I mean, it makes perfect sense for two coworkers not to touch a lot, but I want to … hug him?
Yeah, that must be it. A nice, comforting, professional hug. But obviously, there’s no such thing. So, instead—
“Want to get drunk?”
CHAPTER TEN
We wind up at Sleight of Hand, a trendy bar near Washington Square Park.
“You ever been here?” Alex asks as he holds open the door for me.
Suavely, I walk through and say, “Yeah, once or twice,” even though I haven’t. I’ve heard of it, though; this place is popular enough to always have a line down the block after dark. I was surprised Alex suggested it but intrigued enough by his taste in drinking establishments not to ask questions.
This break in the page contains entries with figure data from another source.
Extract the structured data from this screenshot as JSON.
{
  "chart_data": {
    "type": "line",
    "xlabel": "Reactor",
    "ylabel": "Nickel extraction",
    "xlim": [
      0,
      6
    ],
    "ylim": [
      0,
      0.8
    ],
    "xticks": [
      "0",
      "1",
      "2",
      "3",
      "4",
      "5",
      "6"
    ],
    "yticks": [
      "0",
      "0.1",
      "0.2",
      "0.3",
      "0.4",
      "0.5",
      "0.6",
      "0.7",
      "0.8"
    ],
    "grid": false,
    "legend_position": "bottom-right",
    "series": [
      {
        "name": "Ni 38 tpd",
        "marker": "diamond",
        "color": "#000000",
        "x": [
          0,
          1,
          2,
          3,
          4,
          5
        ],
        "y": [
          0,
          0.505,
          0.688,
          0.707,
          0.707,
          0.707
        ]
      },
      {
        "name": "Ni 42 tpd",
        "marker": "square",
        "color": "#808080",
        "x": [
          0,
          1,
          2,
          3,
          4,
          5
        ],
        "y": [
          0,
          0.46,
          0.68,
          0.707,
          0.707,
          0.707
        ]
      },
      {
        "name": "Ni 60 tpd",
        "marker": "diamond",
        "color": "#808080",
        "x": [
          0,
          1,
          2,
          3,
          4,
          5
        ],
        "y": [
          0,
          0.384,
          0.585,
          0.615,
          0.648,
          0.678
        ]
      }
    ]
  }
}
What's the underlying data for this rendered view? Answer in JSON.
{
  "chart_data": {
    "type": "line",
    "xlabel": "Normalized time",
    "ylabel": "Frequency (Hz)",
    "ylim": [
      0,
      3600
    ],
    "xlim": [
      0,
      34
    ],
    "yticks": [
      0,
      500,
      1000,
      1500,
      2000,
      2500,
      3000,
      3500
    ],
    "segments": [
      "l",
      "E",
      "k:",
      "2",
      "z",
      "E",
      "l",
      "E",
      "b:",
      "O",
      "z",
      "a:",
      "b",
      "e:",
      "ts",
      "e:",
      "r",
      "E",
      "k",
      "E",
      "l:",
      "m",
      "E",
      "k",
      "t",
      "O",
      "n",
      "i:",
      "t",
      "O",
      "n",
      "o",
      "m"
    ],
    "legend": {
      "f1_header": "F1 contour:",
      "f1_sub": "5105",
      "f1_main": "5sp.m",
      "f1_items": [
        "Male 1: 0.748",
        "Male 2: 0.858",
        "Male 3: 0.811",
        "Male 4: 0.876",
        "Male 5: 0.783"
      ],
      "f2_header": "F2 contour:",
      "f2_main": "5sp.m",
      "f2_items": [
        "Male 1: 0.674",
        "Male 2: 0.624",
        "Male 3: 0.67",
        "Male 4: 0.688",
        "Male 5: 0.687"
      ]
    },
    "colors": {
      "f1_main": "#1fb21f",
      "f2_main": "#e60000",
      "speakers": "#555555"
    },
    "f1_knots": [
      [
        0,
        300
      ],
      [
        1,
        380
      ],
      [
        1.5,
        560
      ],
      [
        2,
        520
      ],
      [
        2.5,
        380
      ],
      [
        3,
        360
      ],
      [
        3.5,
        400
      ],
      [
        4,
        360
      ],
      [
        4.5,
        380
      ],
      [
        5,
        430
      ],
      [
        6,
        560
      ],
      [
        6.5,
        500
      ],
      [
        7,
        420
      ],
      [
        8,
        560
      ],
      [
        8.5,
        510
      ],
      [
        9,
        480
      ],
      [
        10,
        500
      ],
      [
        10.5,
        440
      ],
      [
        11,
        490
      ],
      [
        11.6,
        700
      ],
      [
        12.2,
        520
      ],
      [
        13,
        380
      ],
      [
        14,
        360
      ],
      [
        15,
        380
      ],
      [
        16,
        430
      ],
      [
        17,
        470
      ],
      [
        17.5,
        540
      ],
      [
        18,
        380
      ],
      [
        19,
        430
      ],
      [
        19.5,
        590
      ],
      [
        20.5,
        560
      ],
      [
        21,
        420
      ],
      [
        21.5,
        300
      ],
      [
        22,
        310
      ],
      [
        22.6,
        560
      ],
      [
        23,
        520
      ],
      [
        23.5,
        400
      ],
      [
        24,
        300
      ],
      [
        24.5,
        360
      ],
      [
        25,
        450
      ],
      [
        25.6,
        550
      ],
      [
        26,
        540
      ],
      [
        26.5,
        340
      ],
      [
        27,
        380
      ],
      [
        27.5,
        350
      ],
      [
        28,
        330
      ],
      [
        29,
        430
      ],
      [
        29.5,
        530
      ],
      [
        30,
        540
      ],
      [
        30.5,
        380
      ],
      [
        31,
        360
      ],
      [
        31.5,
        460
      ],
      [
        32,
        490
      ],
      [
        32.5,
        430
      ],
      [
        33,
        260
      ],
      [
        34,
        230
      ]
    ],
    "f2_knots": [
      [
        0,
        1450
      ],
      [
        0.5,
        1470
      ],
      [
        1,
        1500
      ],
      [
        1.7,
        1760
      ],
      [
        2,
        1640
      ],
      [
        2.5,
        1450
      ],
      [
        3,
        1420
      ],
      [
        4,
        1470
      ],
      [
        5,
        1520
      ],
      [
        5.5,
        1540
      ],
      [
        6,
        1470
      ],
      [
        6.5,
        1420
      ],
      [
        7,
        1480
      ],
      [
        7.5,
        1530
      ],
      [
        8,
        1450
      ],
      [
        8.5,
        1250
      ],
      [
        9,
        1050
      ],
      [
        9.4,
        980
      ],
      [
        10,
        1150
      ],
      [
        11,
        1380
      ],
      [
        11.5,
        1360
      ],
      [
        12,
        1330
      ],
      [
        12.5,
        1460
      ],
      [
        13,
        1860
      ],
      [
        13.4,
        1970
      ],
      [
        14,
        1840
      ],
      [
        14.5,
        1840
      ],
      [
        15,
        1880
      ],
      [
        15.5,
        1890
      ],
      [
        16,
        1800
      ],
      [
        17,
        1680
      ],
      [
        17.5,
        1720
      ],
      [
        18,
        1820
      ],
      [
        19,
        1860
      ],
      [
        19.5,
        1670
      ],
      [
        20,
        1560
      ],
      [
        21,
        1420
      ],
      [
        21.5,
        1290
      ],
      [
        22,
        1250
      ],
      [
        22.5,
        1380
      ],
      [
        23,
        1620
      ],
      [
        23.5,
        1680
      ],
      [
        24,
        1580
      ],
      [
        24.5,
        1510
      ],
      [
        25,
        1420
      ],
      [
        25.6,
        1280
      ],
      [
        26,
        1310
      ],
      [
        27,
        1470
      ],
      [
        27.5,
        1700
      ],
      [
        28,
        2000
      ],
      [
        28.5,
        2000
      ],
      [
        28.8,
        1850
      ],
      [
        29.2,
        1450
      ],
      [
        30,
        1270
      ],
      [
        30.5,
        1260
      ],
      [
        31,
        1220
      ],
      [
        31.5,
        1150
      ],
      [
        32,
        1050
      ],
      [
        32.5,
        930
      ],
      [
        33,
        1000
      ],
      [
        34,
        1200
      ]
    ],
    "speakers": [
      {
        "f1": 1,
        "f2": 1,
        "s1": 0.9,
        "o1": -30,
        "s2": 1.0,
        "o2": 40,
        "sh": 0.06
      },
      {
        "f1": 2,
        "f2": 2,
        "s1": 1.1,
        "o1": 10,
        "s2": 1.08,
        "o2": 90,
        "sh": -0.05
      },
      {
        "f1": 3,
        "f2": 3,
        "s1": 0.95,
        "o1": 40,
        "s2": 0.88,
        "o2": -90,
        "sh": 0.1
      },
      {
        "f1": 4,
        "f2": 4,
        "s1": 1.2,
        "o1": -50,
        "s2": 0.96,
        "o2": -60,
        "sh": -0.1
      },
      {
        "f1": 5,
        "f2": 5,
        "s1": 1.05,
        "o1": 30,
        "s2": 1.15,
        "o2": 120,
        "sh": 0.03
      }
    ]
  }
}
Inside, the walls are adorned with playing cards—diamonds, spades, hearts, and clubs, clustered together to form the bar’s name against shiny black paint. Crushed-velvet booths in deep burgundy line the walls and freestanding gold benches are scattered around white tabletops. It’s seven o’clock on a Friday; the sun has nearly set, and the place is packed.
Alex follows me inside and heads straight for the bar. He waves two fingers at the guy behind it as we slide into the only two unoccupied bar stools. At first, I assume Alex is waving to get the bartender’s attention, but when he notices us, his lips pull up on one side. “You really can’t get enough of me, can you?”
The bartender has blond slicked-back hair, like Leonardo DiCaprio in almost every movie (I’m not convinced it isn’t intentional), and a big face covered by a neatly trimmed beard. Wordlessly, he whips out a thick-bottomed crystal glass and starts pouring bitters and simple syrup into it.